Nice find @martenrichter ! I've written a bit on that issue. We'll see if it'll gain any traction.
So, I guess you have a few options:
- Not use the ClangCL toolset (which i suppose is not an option, since you mentioned "some libraries that do not build with the standard MSVC compiler")
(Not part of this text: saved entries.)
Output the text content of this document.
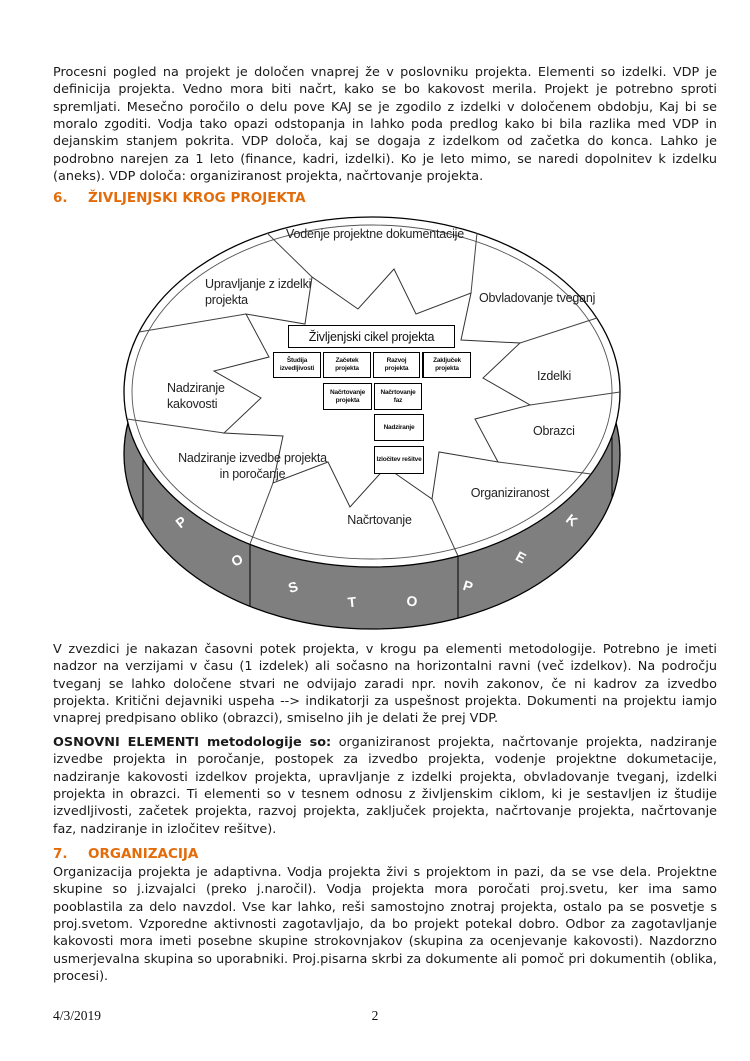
Procesni pogled na projekt je določen vnaprej že v poslovniku projekta. Elementi so izdelki. VDP je definicija projekta. Vedno mora biti načrt, kako se bo kakovost merila. Projekt je potrebno sproti spremljati. Mesečno poročilo o delu pove KAJ se je zgodilo z izdelki v določenem obdobju, Kaj bi se moralo zgoditi. Vodja tako opazi odstopanja in lahko poda predlog kako bi bila razlika med VDP in dejanskim stanjem pokrita. VDP določa, kaj se dogaja z izdelkom od začetka do konca. Lahko je podrobno narejen za 1 leto (finance, kadri, izdelki). Ko je leto mimo, se naredi dopolnitev k izdelku (aneks). VDP določa: organiziranost projekta, načrtovanje projekta.
6.	ŽIVLJENJSKI KROG PROJEKTA
Vodenje projektne dokumentacije
Upravljanje z izdelki projekta	Obvladovanje tveganj
Nadziranje kakovosti
Izdelki
Obrazci
Nadziranje izvedbe projekta in poročanje
Organiziranost
Načrtovanje
Življenjski cikel projekta
Študija izvedljivosti
Začetek projekta
Razvoj projekta
Zaključek projekta
Načrtovanje projekta
Načrtovanje faz
Nadziranje
Izločitev rešitve
P
O
S
T	O
P
E
K
V zvezdici je nakazan časovni potek projekta, v krogu pa elementi metodologije. Potrebno je imeti nadzor na verzijami v času (1 izdelek) ali sočasno na horizontalni ravni (več izdelkov). Na področju tveganj se lahko določene stvari ne odvijajo zaradi npr. novih zakonov, če ni kadrov za izvedbo projekta. Kritični dejavniki uspeha --> indikatorji za uspešnost projekta. Dokumenti na projektu iamjo vnaprej predpisano obliko (obrazci), smiselno jih je delati že prej VDP.
OSNOVNI ELEMENTI metodologije so: organiziranost projekta, načrtovanje projekta, nadziranje izvedbe projekta in poročanje, postopek za izvedbo projekta, vodenje projektne dokumetacije, nadziranje kakovosti izdelkov projekta, upravljanje z izdelki projekta, obvladovanje tveganj, izdelki projekta in obrazci. Ti elementi so v tesnem odnosu z življenskim ciklom, ki je sestavljen iz študije izvedljivosti, začetek projekta, razvoj projekta, zaključek projekta, načrtovanje projekta, načrtovanje faz, nadziranje in izločitev rešitve).
7.	ORGANIZACIJA
Organizacija projekta je adaptivna. Vodja projekta živi s projektom in pazi, da se vse dela. Projektne skupine so j.izvajalci (preko j.naročil). Vodja projekta mora poročati proj.svetu, ker ima samo pooblastila za delo navzdol. Vse kar lahko, reši samostojno znotraj projekta, ostalo pa se posvetje s proj.svetom. Vzporedne aktivnosti zagotavljajo, da bo projekt potekal dobro. Odbor za zagotavljanje kakovosti mora imeti posebne skupine strokovnjakov (skupina za ocenjevanje kakovosti). Nazdorzno usmerjevalna skupina so uporabniki. Proj.pisarna skrbi za dokumente ali pomoč pri dokumentih (oblika, procesi).
4/3/2019	2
- Use an in-code workaround (eg. like you did, but maybe place the
napi_create_double()
inside your module registration function? so it's "fixed" globally for your addon?) - Remove the delayload from cmake-js. It looks like cmake-js added the delayload to be compatible with Electron 4.0 on Apr 2019: PR. This might be an option if you do not need to support Electron. You can either fork the module, or see if the maintainer would add (or accept a PR that adds) an option to bypass using delayload.
Thanks for all your help troubleshooting this week! Since this is not an issue with node-addon-api / Node-API itself, I believe we can close this issue.
@KevinEady
Thanks for your help!
Yes, I also think we can close the issue, and I hope it gets some attention, as this is unexpected behavior.
I will recheck 1, but probably one of Google libs, such as quiche, boringssl, or abseil, does not work.
So I will go 2 and see if I can do it more elegantly (I checked the library registration option earlier in the morning). 3 does not seem to be nice. I do not need it, but since I provide a new browser network protocol, there may be others who do (electron is not the only one; in principle, all alternatives to node.js also may need it).
And yes we can close the issue, node-addon-api/ Node-API is innocent, but it is really annoying that clang breaks the stable API.